K is for Kale
I made this loaf of bread two days before planning to leave the state for over a week. I always seem to do things like that - make huge portions of delicious food right before I have to leave town. Silver lining: I'll have plenty to snack on during the flight.
I'm pretty stoked on this bread for a few reasons. First - it's so delicious! Second, it's healthy. Love that. Lastly, the pesto portion of this recipe was another one of my kitchen experiments.
I saw this recipe on Baked by Rachel and immediately Evernoted it. Hers looks SO fantastic and intricately laced with pesto.. irresistible. Only problem I had was I didn't have much basil, only about a quarter cup. What I did have, however, was a bunch of kale. My savior. I figured, basil's green...kale's green...totally interchangeable! What's the worst that could happen?
Further, Rachel's recipe doesn't call for nuts in the pesto. I actually really enjoy nuts in my pesto (what?) so I added some sesame seeds and pistachios. Those just happened to be what I had on hand at the time.

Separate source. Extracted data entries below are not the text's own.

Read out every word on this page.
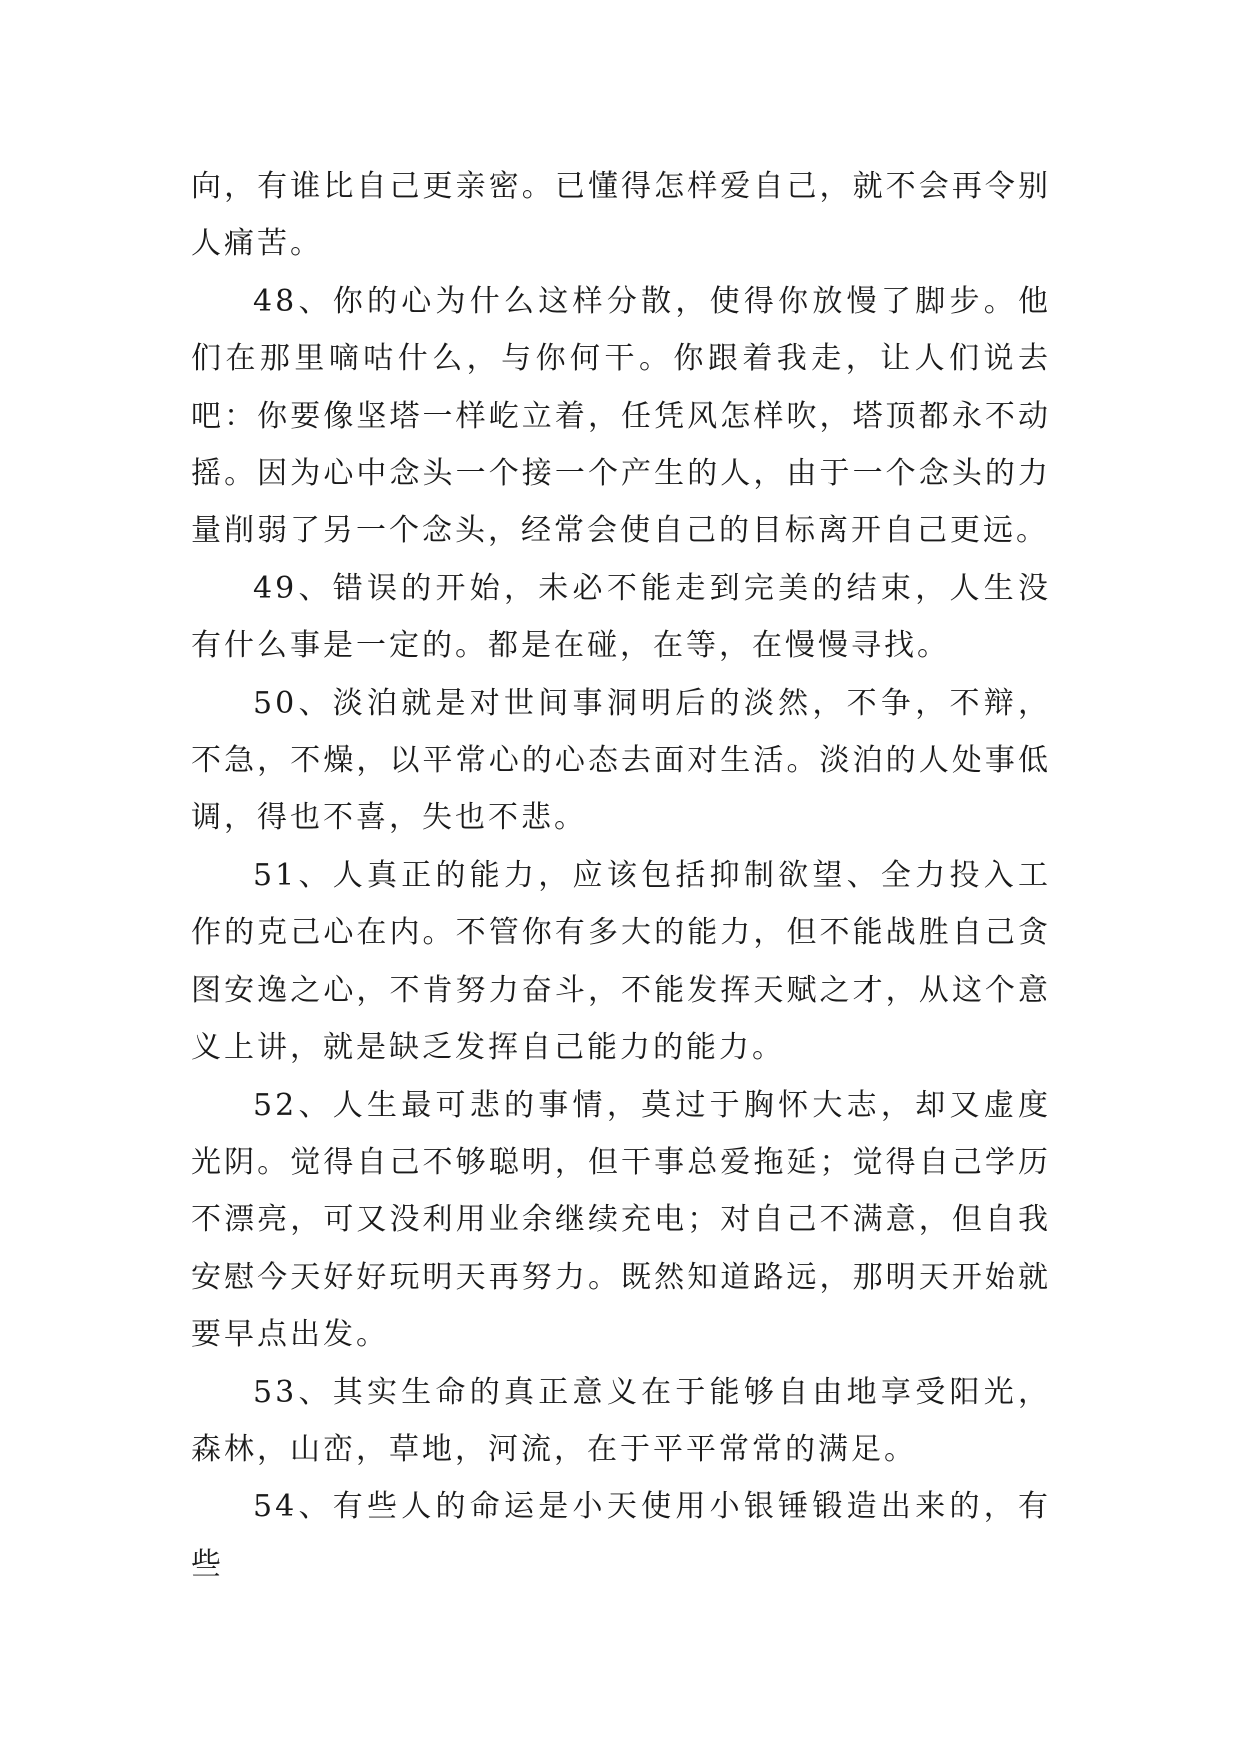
向，有谁比自己更亲密。已懂得怎样爱自己，就不会再令别人痛苦。

48、你的心为什么这样分散，使得你放慢了脚步。他们在那里嘀咕什么，与你何干。你跟着我走，让人们说去吧：你要像坚塔一样屹立着，任凭风怎样吹，塔顶都永不动摇。因为心中念头一个接一个产生的人，由于一个念头的力量削弱了另一个念头，经常会使自己的目标离开自己更远。

49、错误的开始，未必不能走到完美的结束，人生没有什么事是一定的。都是在碰，在等，在慢慢寻找。

50、淡泊就是对世间事洞明后的淡然，不争，不辩，不急，不燥，以平常心的心态去面对生活。淡泊的人处事低调，得也不喜，失也不悲。

51、人真正的能力，应该包括抑制欲望、全力投入工作的克己心在内。不管你有多大的能力，但不能战胜自己贪图安逸之心，不肯努力奋斗，不能发挥天赋之才，从这个意义上讲，就是缺乏发挥自己能力的能力。

52、人生最可悲的事情，莫过于胸怀大志，却又虚度光阴。觉得自己不够聪明，但干事总爱拖延；觉得自己学历不漂亮，可又没利用业余继续充电；对自己不满意，但自我安慰今天好好玩明天再努力。既然知道路远，那明天开始就要早点出发。

53、其实生命的真正意义在于能够自由地享受阳光，森林，山峦，草地，河流，在于平平常常的满足。

54、有些人的命运是小天使用小银锤锻造出来的，有些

This experiment did not end in disaster. I LOVED the kale-basil-weird-mix-of-nutseeds pesto variation! I suggest you guys try it, or even better, experiment with something new and let me know how it ends up!
I didn't put as much pesto in my bread than I probably could've, so I had tons left over. I hear pesto, I think pasta. So that's what I made. Whole wheat spaghetti to be exact.
I also switched up the pesto a little to vary the tastes a tad bit (since I have to eat a ton of pesto in about three days) by adding juice from half a lemon, freshly ground black pepper, and more parmesan. I also added a little of the leftover pasta water from the spaghetti to thin out the pesto and cooked it with the spaghetti for a few minutes to meld all the flavors.
I really recommend these modifications–and experimenting in the kitchen in general! Enjoy!